Dia 20. Faça uma pequena escolha a seu favor #00429

Não uma decisão que destrua sua agenda e provoque um colapso administrativo. Uma pequena escolha. Vá embora no horário. Sente onde prefere sentar. Peça o que realmente quer comer. Recuse uma obrigação inútil. Escolha algo que seja seu. Autonomia também se exercita em doses pequenas.

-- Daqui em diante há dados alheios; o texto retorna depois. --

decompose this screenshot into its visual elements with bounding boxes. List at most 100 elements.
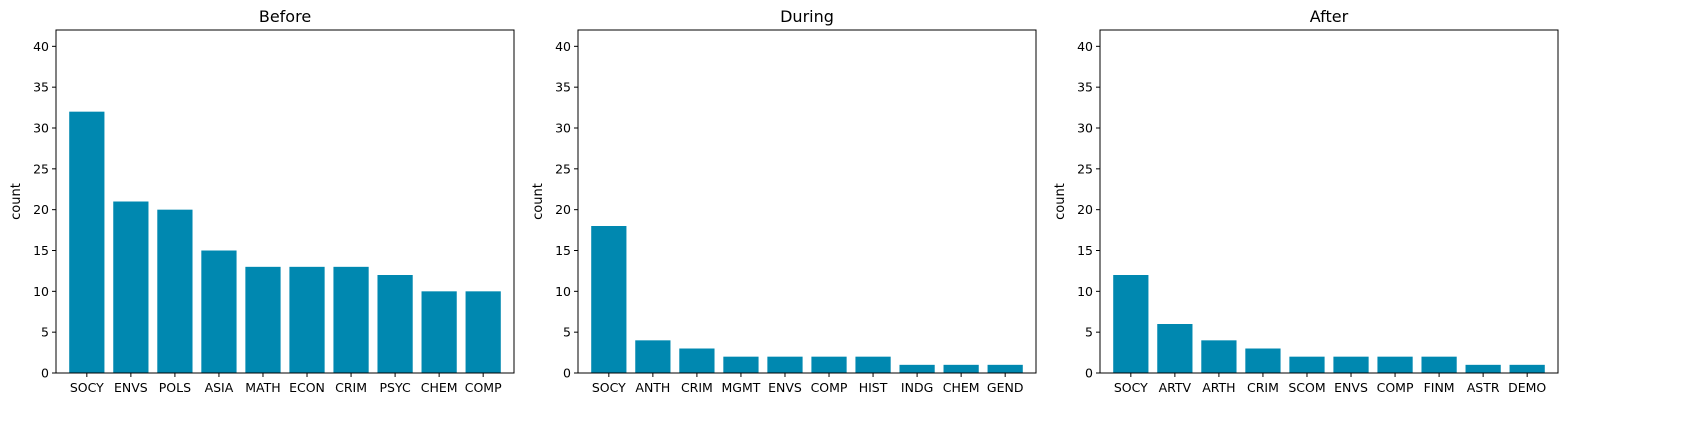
x-tick-label: GEND [987, 380, 1024, 395]
y-tick-label: 25 [33, 161, 49, 176]
bar [1465, 364, 1501, 373]
y-tick-label: 5 [563, 325, 571, 340]
axes-frame [55, 29, 515, 374]
bar [855, 356, 891, 373]
y-tick-label: 0 [1085, 366, 1093, 381]
bar [591, 226, 627, 373]
chart-panel-during: During count 0 5 10 15 20 25 30 35 40 SOCY ANTH CRI… [531, 7, 1037, 395]
chart-title: Before [259, 7, 311, 26]
x-tick-label: HIST [859, 380, 888, 395]
x-tick-label: POLS [159, 380, 191, 395]
x-tick-label: CHEM [421, 380, 458, 395]
y-axis-label: count [1053, 183, 1068, 220]
y-tick-label: 10 [1077, 284, 1093, 299]
x-tick-label: DEMO [1508, 380, 1546, 395]
y-tick-label: 15 [1077, 243, 1093, 258]
y-tick-label: 30 [1077, 121, 1093, 136]
y-tick-label: 20 [1077, 202, 1093, 217]
bar [1245, 348, 1281, 373]
x-tick-label: CRIM [1247, 380, 1279, 395]
y-tick-label: 0 [41, 366, 49, 381]
y-tick-label: 5 [41, 325, 49, 340]
y-tick-label: 5 [1085, 325, 1093, 340]
bar [943, 364, 979, 373]
bar [635, 340, 671, 373]
x-tick-label: ARTH [1202, 380, 1235, 395]
x-tick-label: FINM [1424, 380, 1455, 395]
y-tick-label: 10 [33, 284, 49, 299]
x-tick-label: ENVS [114, 380, 148, 395]
y-axis-label: count [9, 183, 24, 220]
y-tick-label: 40 [1077, 39, 1093, 54]
x-tick-label: PSYC [380, 380, 411, 395]
y-tick-label: 35 [1077, 80, 1093, 95]
bar [157, 209, 193, 373]
chart-panel-before: Before count 0 5 10 15 20 25 30 35 40 SOCY ENVS POL… [9, 7, 515, 395]
x-tick-label: ANTH [635, 380, 670, 395]
chart-title: During [780, 7, 834, 26]
y-tick-label: 15 [33, 243, 49, 258]
x-tick-label: ECON [289, 380, 325, 395]
bar [1289, 356, 1325, 373]
x-tick-label: ASTR [1467, 380, 1500, 395]
bar [767, 356, 803, 373]
y-tick-label: 40 [33, 39, 49, 54]
chart-title: After [1310, 7, 1349, 26]
y-tick-label: 30 [33, 121, 49, 136]
bar [377, 275, 413, 373]
bar [421, 291, 457, 373]
bar [1333, 356, 1369, 373]
y-tick-label: 35 [33, 80, 49, 95]
bar [289, 266, 325, 373]
bar [465, 291, 501, 373]
bar [1421, 356, 1457, 373]
bar [1113, 275, 1149, 373]
bar [69, 111, 105, 374]
bar [679, 348, 715, 373]
x-tick-label: SOCY [70, 380, 104, 395]
chart-panel-after: After count 0 5 10 15 20 25 30 35 40 SOCY ARTV ARTH… [1053, 7, 1559, 395]
x-tick-label: ENVS [1334, 380, 1368, 395]
x-tick-label: MGMT [721, 380, 760, 395]
x-tick-label: CHEM [943, 380, 980, 395]
bar [899, 364, 935, 373]
x-tick-label: CRIM [681, 380, 713, 395]
y-tick-label: 15 [555, 243, 571, 258]
y-tick-label: 25 [555, 161, 571, 176]
bar [811, 356, 847, 373]
y-tick-label: 25 [1077, 161, 1093, 176]
x-tick-label: COMP [1377, 380, 1414, 395]
x-tick-label: ASIA [205, 380, 234, 395]
x-tick-label: INDG [901, 380, 933, 395]
x-tick-label: COMP [811, 380, 848, 395]
bar [245, 266, 281, 373]
bar [333, 266, 369, 373]
bar [1509, 364, 1545, 373]
x-tick-label: ARTV [1159, 380, 1192, 395]
y-tick-label: 20 [33, 202, 49, 217]
x-tick-label: CRIM [335, 380, 367, 395]
x-tick-label: SOCY [1114, 380, 1148, 395]
bar [113, 201, 149, 373]
bar [723, 356, 759, 373]
y-tick-label: 35 [555, 80, 571, 95]
bar [1201, 340, 1237, 373]
y-tick-label: 40 [555, 39, 571, 54]
x-tick-label: COMP [465, 380, 502, 395]
y-tick-label: 0 [563, 366, 571, 381]
bar [1157, 324, 1193, 373]
x-tick-label: ENVS [768, 380, 802, 395]
y-tick-label: 10 [555, 284, 571, 299]
bar [201, 250, 237, 373]
x-tick-label: MATH [245, 380, 280, 395]
axes-frame [1099, 29, 1559, 374]
bar [987, 364, 1023, 373]
y-tick-label: 20 [555, 202, 571, 217]
bar [1377, 356, 1413, 373]
x-tick-label: SCOM [1288, 380, 1325, 395]
x-tick-label: SOCY [592, 380, 626, 395]
y-axis-label: count [531, 183, 546, 220]
axes-frame [577, 29, 1037, 374]
y-tick-label: 30 [555, 121, 571, 136]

Faça um agradecimento silencioso por este momento.

Dia 19. Faça alguma coisa um pouco mais devagar #00428

Escove os dentes mais devagar. Coma mais devagar. Suba uma escada mais devagar. Caminhe mais devagar. Escolha apenas uma atividade. Descubra quanto da sua pressa é realmente necessária e quanto dela é apenas hábito. Faça um agradecimento silencioso por este momento.

Dia 18. Escreva três coisas que funcionaram hoje #00427

Não escreva apenas pelo que é grata. Pergunte: O que funcionou? Talvez tenha sido o ônibus que chegou. Uma reunião que terminou cedo. Uma dor que passou. Um almoço bom. Treinar o olhar para o que funciona não significa negar o que está errado. Significa impedir que o que está errado ocupe o universo inteiro. Faça um agradecimento silencioso por este momento.

Dia 17. Crie um pequeno momento de conforto # 00426

Tome um banho demorado. Troque a roupa de cama. Acenda uma vela. Use sua xícara favorita. Prepare um canto agradável. Conforto não é luxo quando é cuidado. Faça um agradecimento silencioso por este momento.

Dia 16. Descubra uma coisa nova no caminho conhecido #00425

Escolha um trajeto que você percorre sempre. Hoje, procure uma coisa que nunca havia percebido. Uma placa.  Uma árvore. Uma janela.  Uma loja.  Um detalhe arquitetônico. A rotina não é necessariamente pobre. Às vezes, apenas olhamos para ela com os olhos desligados. Faça um agradecimento silencioso por este momento.

Dia 15. Faça uma gentileza anônima #00424

Segure uma porta.  Deixe uma mensagem bonita.  Ajude alguém sem anunciar. Faça e siga adiante. Nem todo bem precisa de testemunhas. Faça um agradecimento silencioso por este momento.

Dia 14. Diga não a uma pequena invasão #00423

Pode ser um pedido desnecessário. Uma conversa que você não quer ter. Uma explicação que ninguém tem direito de exigir. Um dia adorável também é feito daquilo que você não permite entrar. Faça um agradecimento silencioso por este momento.

Dia 13. Use algo que faça você se sentir interessante #00422

Uma roupa. Um anel.  Um perfume.  Um batom.  Um lenço. Não espere uma ocasião especial. Você está vivendo a ocasião. Faça um agradecimento silencioso por este momento.